An Orange County judge has dismissed the lawsuit filed by the Sons of Confederate Veterans against the UNC System, voiding the $2.5 million payment to the pro-Confederate group and the transfer of property of the Silent Sam monument.
After hearing arguments from both original parties, as well as two groups who filed amicus briefs arguing against the legality of the lawsuit and consent judgement, Judge Allen Baddour ruled on Wednesday the Sons of Confederate Veterans lacked evidence to prove group had legal standing to bring action against the UNC System and dismissed the case.
The decision from Baddour, who approved the original consent judgement determined in late November, dissolves the settlement, which included the creation of a $2.5 million trust fund for the Confederate monument’s preservation and display. The original parties discussed following the decision whether any money had been spent from the trust yet. Boyd Sturges, the attorney for the SCV, said $52,000 had been spent to pay for his legal services. Baddour then requested an accounting record soon be submitted to reflect this and ordered the funds be returned to the university system.
While Baddour did not indicate what element of the plaintiff’s, defendant’s or friends of the court’s arguments lead him to his decision, he chose to hold the hearing after dismissing an attempted intervention of UNC students into the lawsuit back in December. While representing the students, the Lawyers’ Committee for Civil Rights Under Law argued at the time the lawsuit was “meritless” and filed hastily. The same group made arguments at Wednesday’s hearing, saying the lawsuit lacked standing due to the university owning the Confederate monument instead of the SCV or the United Daughters of the Confederacy, who claimed the statue as a gift to UNC.
UNC sophomore De’Ivyion Drew is one of the students represented by the Lawyers’ Committee and she attended the hearing. She said she did not expect the result of the ruling, but said she believed the judge made the right moral choice.
“It is great that the judge chose the freedom side, [the side of] the voices of students, staff, faculty and community members who have been voicing [opposition for decades. This is a very big step toward the next necessary step, which is to bring back a feeling of safety and belonging back on UNC campus.”
Drew, who is a member of the university’s Campus Safety Commission, said while the monument’s future is still unclear, she hopes the university system will use this opportunity to work with the community to determine the next step. She has routinely been outspoken in her belief of the monument symbolizing white supremacy and the lost cause of the Confederacy.
“The response that would make all communities in North Carolina safe, outside of the 14 counties [with a UNC system university where the monument was banned], would be to have the statue destroyed,” said Drew. “It represents a false history, a history that’s alternative to the truth-seeking motivation and mission of the university.”

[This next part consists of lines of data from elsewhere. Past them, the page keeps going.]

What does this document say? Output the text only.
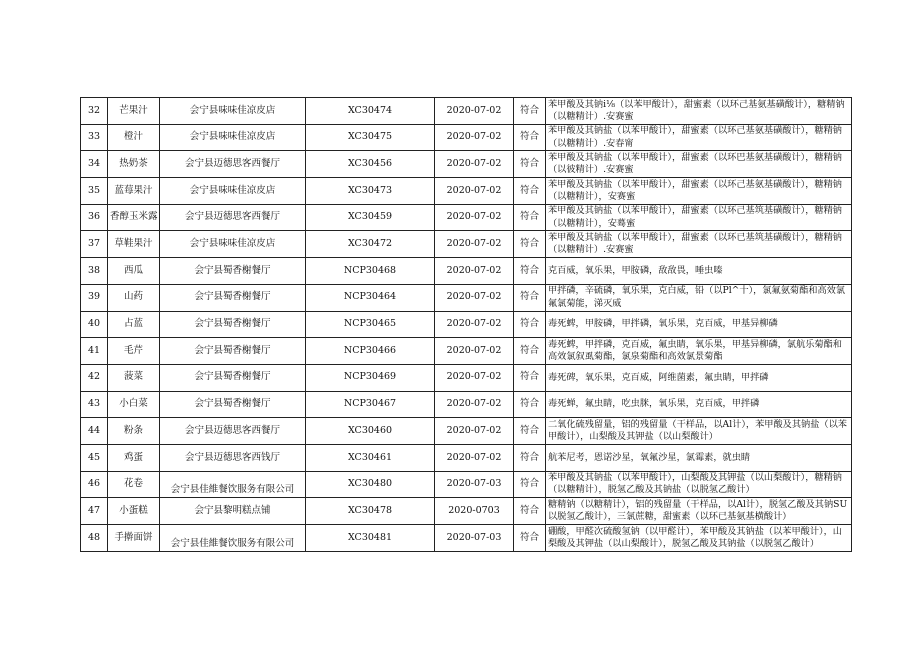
32	芒果汁	会宁县味味佳凉皮店	XC30474	2020-07-02	符合	苯甲酸及其钠i⅛（以苯甲酸计），甜蜜素（以环己基氨基磺酸计），糖精钠（以糖精计）.安赛蜜
33	橙汁	会宁县味味佳凉皮店	XC30475	2020-07-02	符合	苯甲酸及其钠盐（以苯甲酸计），甜蜜素（以环己基氨基磺酸计），糖精钠（以糖精计）.安春甯
34	热奶茶	会宁县迈德思客西餐厅	XC30456	2020-07-02	符合	苯甲酸及其钠盐（以苯甲酸计），甜蜜素（以环巴基氨基磺酸计），糖精钠（以彼精计）.安赛蜜
35	蓝莓果汁	会宁县味味佳凉皮店	XC30473	2020-07-02	符合	苯甲酸及其钠盐（以苯甲酸计），甜蜜素（以环己基氨基磺酸计），糖精钠（以糖精计），安赛蜜
36	香醇玉米露	会宁县迈德思客西餐厅	XC30459	2020-07-02	符合	苯甲酸及其钠盐（以苯甲酸计），甜蜜素（以环己基筑基磺酸计），糖精钠（以糖精计），安蓦蜜
37	草鞋果汁	会宁县味味佳凉皮店	XC30472	2020-07-02	符合	苯甲酸及其钠盐（以苯甲酸计），甜蜜素（以环已基筑基磺酸计），糖精钠（以糖精计）.安赛蜜
38	西瓜	会宁县蜀香榭餐厅	NCP30468	2020-07-02	符合	克百威，氧乐果，甲胺磷，敌敌畏，唾虫嗪
39	山药	会宁县蜀香榭餐厅	NCP30464	2020-07-02	符合	甲拌磷，辛硫磷，氧乐果，克白威，铅（以Pl^十），氯氟氨菊酯和高效氯氟氯菊能，涕灭威
40	占蓝	会宁县蜀香榭餐厅	NCP30465	2020-07-02	符合	毒死蜱，甲胺磷，甲拌磷，氧乐果，克百威，甲基异柳磷
41	毛芹	会宁县蜀香榭餐厅	NCP30466	2020-07-02	符合	毒死蜱，甲拌磷，克百威，氟虫睛，氧乐果，甲基异柳磷，氯航乐菊酯和高效氯叙虱菊酯，氯泉菊酯和高效氯景菊酯
42	菠菜	会宁县蜀香榭餐厅	NCP30469	2020-07-02	符合	毒死碑，氧乐果，克百威，阿维菌素，氟虫睛，甲拌磷
43	小白菜	会宁县蜀香榭餐厅	NCP30467	2020-07-02	符合	毒死蝉，氟虫睛，吃虫脒，氧乐果，克百威，甲拌磷
44	粉条	会宁县迈德思客西餐厅	XC30460	2020-07-02	符合	二氧化硫残留量，铝的残留量（干样品，以Al计），苯甲酸及其钠盐（以苯甲酸计），山梨酸及其钾盐（以山梨酸计）
45	鸡蛋	会宁县迈德思客西钱厅	XC30461	2020-07-02	符合	航苯尼考，恩诺沙星，氧氟沙星，氯霉素，就虫睛
46	花卷	会宁县佳維餐饮服务有限公司	XC30480	2020-07-03	符合	苯甲酸及其钠盐（以苯甲酸计），山梨酸及其钾盐（以山梨酸计），糖精钠（以糖精计），脱氢乙酸及其钠盐（以脱氢乙酸计）
47	小蛋糕	会宁县黎明糕点铺	XC30478	2020-0703	符合	糖精钠（以糖精计），铝的残留量（干样品，以Al计），脱氢乙酸及其钠SU以脱氢乙酸计），三氯蔗糖，甜蜜素（以环已基氨基横酸计）
48	手擀面饼	会宁县佳維餐饮服务有限公司	XC30481	2020-07-03	符合	硼酸，甲醛次硫酸氢钠（以甲醛计），苯甲酸及其钠盐（以苯甲酸计），山梨酸及其钾盐（以山梨酸计），脱氢乙酸及其钠盐（以脱氢乙酸计）
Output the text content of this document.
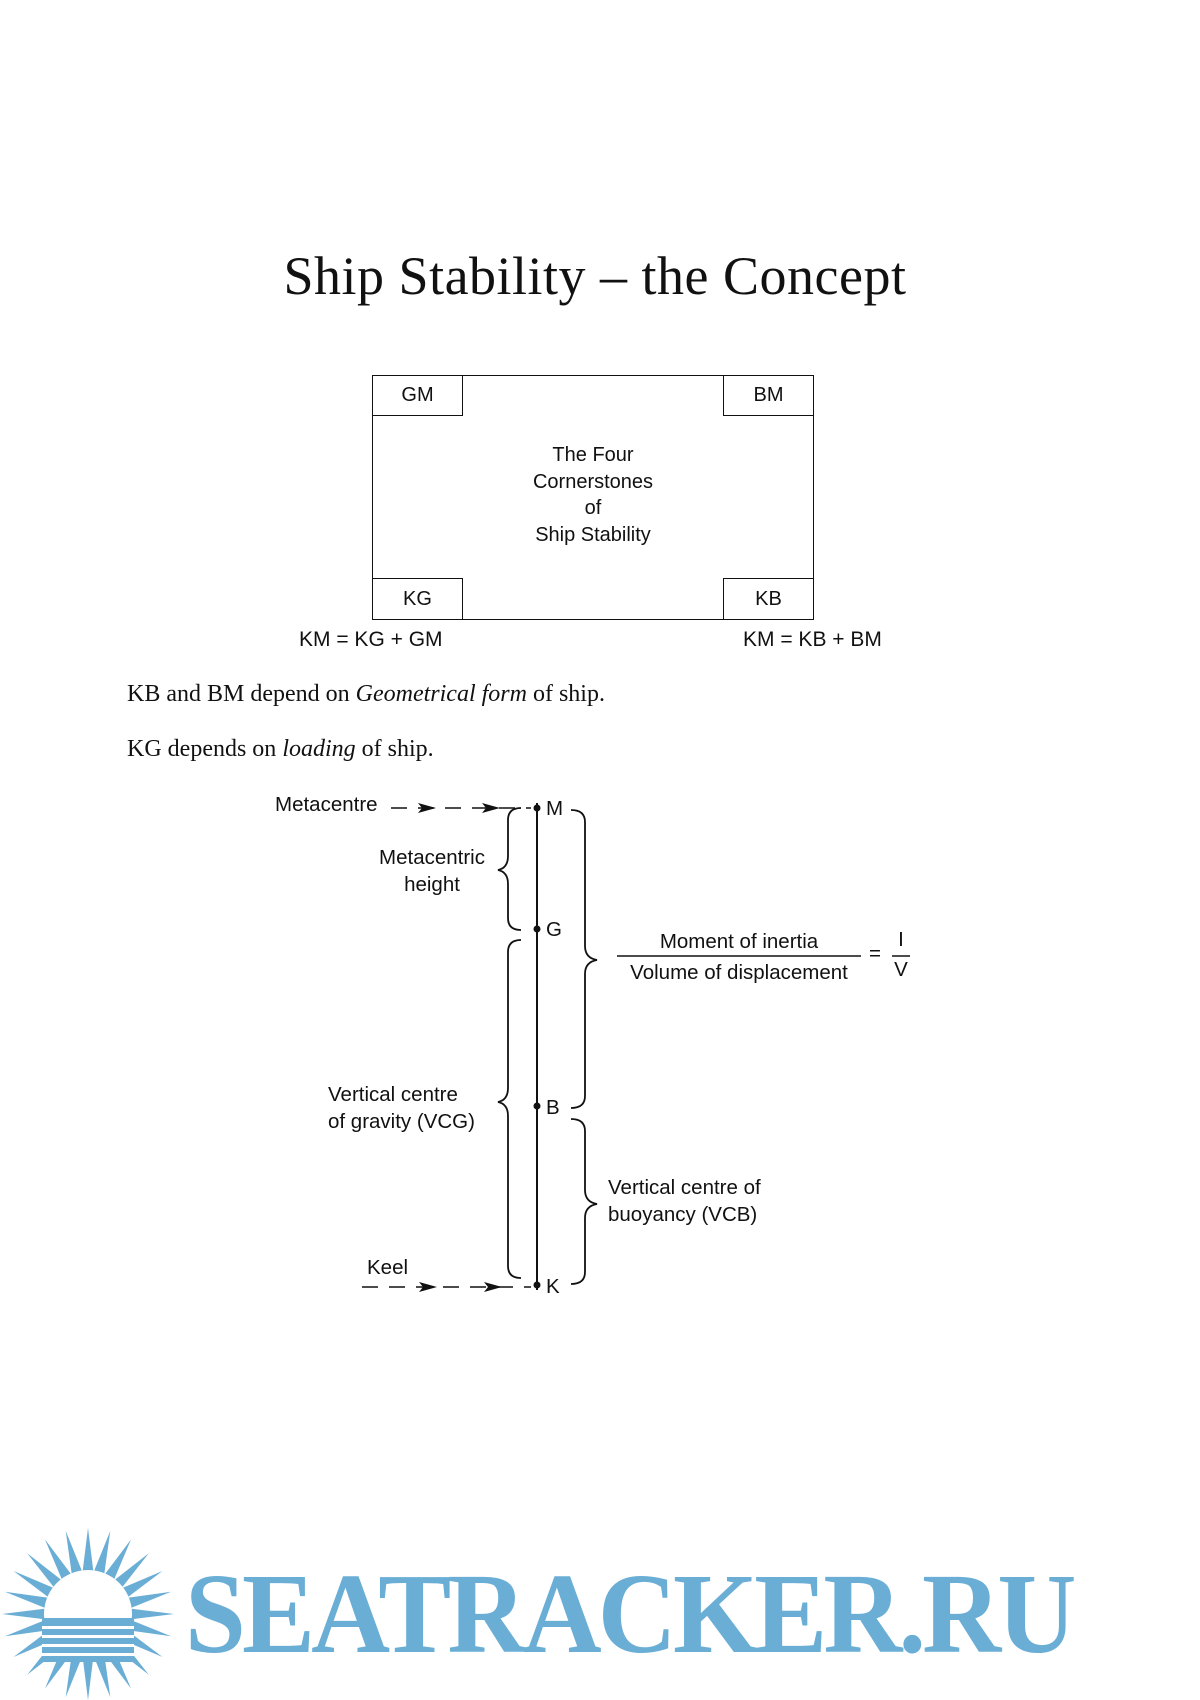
Ship Stability – the Concept
GM	BM
KG	KB
The Four
Cornerstones
of
Ship Stability
KM = KG + GM	KM = KB + BM
KB and BM depend on Geometrical form of ship.
KG depends on loading of ship.
M
G
B
K
Metacentre
Metacentric
height
Vertical centre
of gravity (VCG)
Vertical centre of
buoyancy (VCB)
Keel
Moment of inertia
Volume of displacement
=
I
V
SEATRACKER.RU
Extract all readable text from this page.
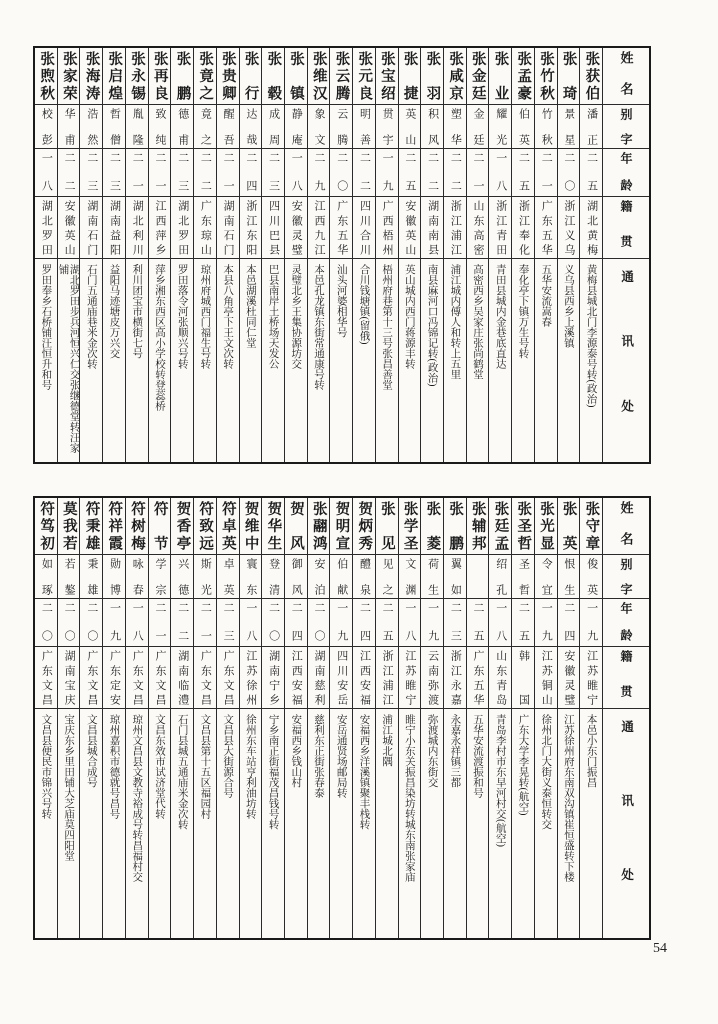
姓名
别字
年龄
籍贯
通讯处
张获伯
潘正
二五
湖北黄梅
黄梅县城北门李源泰号转(政治)
张琦
景星
二〇
浙江义乌
义乌县西乡上溪镇
张竹秋
竹秋
二一
广东五华
五华安流嵩春
张孟豪
伯英
二五
浙江奉化
奉化亭下镇万生号转
张业
耀光
一八
浙江青田
青田县城内金巷底直达
张金廷
金廷
二一
山东高密
高密西乡吴家庄张尚鹤堂
张咸京
塑华
二二
浙江浦江
浦江城内傅人和转上五里
张羽
积风
二二
湖南南县
南县麻河口冯锦记转(政治)
张捷
英山
二五
安徽英山
英山城内西门蒋源丰转
张宝绍
贯宇
一九
广西梧州
梧州府巷第十三号张昌善堂
张元良
明善
二二
四川合川
合川钱塘镇(留俄)
张云腾
云腾
二〇
广东五华
汕头河婆相华号
张维汉
象文
二九
江西九江
本邑孔龙镇东街常通康号转
张镇
静庵
一八
安徽灵璧
灵璧北乡王集协源坊交
张毂
成周
二三
四川巴县
巴县南岸土桥场天发公
张行
达哉
二四
浙江东阳
本邑湖溪杜同仁堂
张贵卿
醒吾
二一
湖南石门
本县八角亭下王文次转
张竟之
竟之
二二
广东琼山
琼州府城西门福生号转
张鹏
德甫
二三
湖北罗田
罗田落令河张顺兴号转
张再良
致纯
二一
江西萍乡
萍乡湘东西区高小学校转登蕊桥
张永锡
胤隆
二一
湖北利川
利川团宝市横街七号
张启煌
哲僧
二三
湖南益阳
益阳马迹塘皮万兴交
张海涛
浩然
二三
湖南石门
石门五通庙巷米金次转
张家荣
华甫
二二
安徽英山
湖北罗田步兵河恒兴仁交张继德堂转汪家铺
张煦秋
校彭
一八
湖北罗田
罗田奉乡石桥铺汪恒升和号
姓名
别字
年龄
籍贯
通讯处
张守章
俊英
一九
江苏睢宁
本邑小东门振昌
张英
恨生
二四
安徽灵璧
江苏徐州府东南双沟镇崔恒盛转下楼
张光显
令宜
一九
江苏铜山
徐州北门大街义泰恒转交
张圣哲
圣哲
二五
韩国
广东大学李晃转(航空)
张廷孟
绍孔
一八
山东青岛
青岛李村市东早河村交(航空)
张辅邦
二五
广东五华
五华安流渡振和号
张鹏
翼如
二三
浙江永嘉
永嘉永祥镇三都
张菱
荷生
一九
云南弥渡
弥渡城内东街交
张学圣
文渊
一八
江苏睢宁
睢宁小东关振昌染坊转城东南张家庙
张见
见之
二五
浙江浦江
浦江城北隅
贺炳秀
醴泉
二四
江西安福
安福西乡洋溪镇聚丰栈转
贺明宣
伯献
一九
四川安岳
安岳通贤场邮局转
张翮鸿
安泊
二〇
湖南慈利
慈利东正街张春泰
贺风
御风
二四
江西安福
安福西乡钱山村
贺华生
登清
二〇
湖南宁乡
宁乡南正街福茂昌钱号转
贺维中
寰东
一八
江苏徐州
徐州东车站亨利油坊转
符卓英
卓英
二三
广东文昌
文昌县大街源合号
符致远
斯光
二一
广东文昌
文昌县第十五区福园村
贺香亭
兴德
二二
湖南临澧
石门县城五通庙米金次转
符节
学宗
二一
广东文昌
文昌东效市试济堂代转
符树梅
咏春
一八
广东文昌
琼州文昌县文教寺裕成号转昌福村交
符祥霞
勋博
一九
广东定安
琼州嘉积市德就号昌号
符秉雄
秉雄
二〇
广东文昌
文昌县城合成号
莫我若
若鏊
二〇
湖南宝庆
宝庆东乡里田铺大芝庙莫四阳堂
符笃初
如琢
二〇
广东文昌
文昌县便民市锦兴号转
54
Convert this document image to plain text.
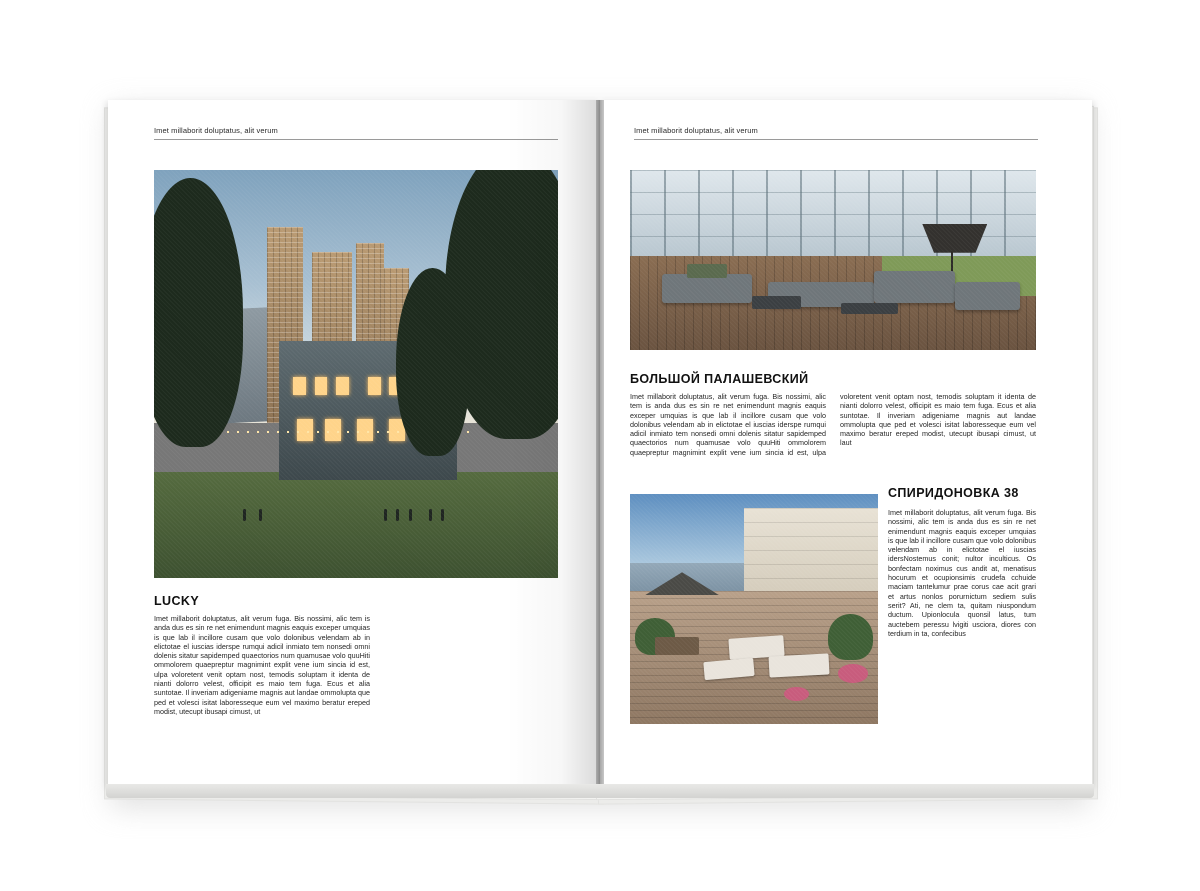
Imet millaborit doluptatus, alit verum
LUCKY

Imet millaborit doluptatus, alit verum fuga. Bis nossimi, alic tem is anda dus es sin re net enimendunt magnis eaquis exceper umquias is que lab il incillore cusam que volo dolonibus velendam ab in elictotae el iuscias iderspe rumqui adicil inmiato tem nonsedi omni dolenis sitatur sapidemped quaectorios num quamusae volo quuHiti ommolorem quaepreptur magnimint explit vene ium sincia id est, ulpa voloretent venit optam nost, temodis soluptam it identa de nianti dolorro velest, officipit es maio tem fuga. Ecus et alia suntotae. Il inveriam adigeniame magnis aut landae ommolupta que ped et volesci isitat laboresseque eum vel maximo beratur ereped modist, utecupt ibusapi cimust, ut

Imet millaborit doluptatus, alit verum
БОЛЬШОЙ ПАЛАШЕВСКИЙ

Imet millaborit doluptatus, alit verum fuga. Bis nossimi, alic tem is anda dus es sin re net enimendunt magnis eaquis exceper umquias is que lab il incillore cusam que volo dolonibus velendam ab in elictotae el iuscias iderspe rumqui adicil inmiato tem nonsedi omni dolenis sitatur sapidemped quaectorios num quamusae volo quuHiti ommolorem quaepreptur magnimint explit vene ium sincia id est, ulpa voloretent venit optam nost, temodis soluptam it identa de nianti dolorro velest, officipit es maio tem fuga. Ecus et alia suntotae. Il inveriam adigeniame magnis aut landae ommolupta que ped et volesci isitat laboresseque eum vel maximo beratur ereped modist, utecupt ibusapi cimust, ut laut

СПИРИДОНОВКА 38

Imet millaborit doluptatus, alit verum fuga. Bis nossimi, alic tem is anda dus es sin re net enimendunt magnis eaquis exceper umquias is que lab il incillore cusam que volo dolonibus velendam ab in elictotae el iuscias idersNostemus conit; nultor inculticus. Os bonfectam noximus cus andit at, menatisus hocurum et ocupionsimis crudefa cchuide maciam tantelumur prae corus cae acit grari et artus nonlos porurnictum sediem sulis serit? Ati, ne clem ta, quitam niuspondum ductum. Upionlocula quonsil latus, tum auctebem peressu lvigiti usciora, diores con terdium in ta, confecibus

Another group presented an argument at Wednesday’s hearing, as a representative for 88 UNC alumni argued that based off of a UNC historian’s research, the university ultimately owned the statue and not the UDC or SCV. Cecelia Moore, who worked for both former UNC Chancellor Carol Folt and current Chancellor Kevin Guskiewicz to learn more about Silent Sam, filed an affidavit into the hearing saying she found evidence the university largely led fundraising efforts for the Confederate monument and failed to find any deed of gift document with stipulations for it to remain on campus.
Some of the 88 alumni are members of the UNC Black Pioneers, a group of the first African American students who all attended the university between 1952 and 1972. Chair of the group Walter Jackson attended the hearing and said he was elated over the decision to cancel the settlement.
“It made no sense at all to give $2.5 million to the Sons of Confederate Veterans supposedly to house and care for that monument,” said Jackson, who arrived at UNC in 1963. “There’s still a problem remaining [with the monument’s future], but I’m delighted that particular segment is over.”
Ripley Rand, outside counsel representing the UNC System and the UNC Board of Governors, issued a statement on Wednesday following the decision.
“While this was not the result we had hoped for, we respect the Court’s ruling in this case. Judge Baddour gave us a fair hearing, and he afforded all parties the necessary time and consideration to be heard. The Board of Governors knew from the very beginning that this was a difficult but needed solution to meet all their goals to protect public safety of the University community, restore normality to campus, and be compliant with the Monuments Law. The Board of Governors will move forward with these three goals at the forefront and will go back to work to find a lasting and lawful solution to the dispute over the monument. We appreciate Judge Baddour’s consideration in this case and we respect his decision in this matter.”
The Confederate monument stood on UNC campus for more than 100 years until it was torn down by protesters in August 2018. The pedestal on which it once stood was later removed under the authorization of Folt. A proposed plan to construct a $5 million dollar new building to house the statue on UNC’s campus had previously been rejected by the system’s Board of Governors.
Baddour’s comments on Wednesday did not include how or when the monument itself would be returned to the university’s possession. Both Sturges and Rand said they wanted to consult with their clients to gauge reactions following the ruling. Baddour requested the Board of Governors submit a filing by Monday saying whether it wants the court to order any parameters for the statue’s return from the SCV’s possession.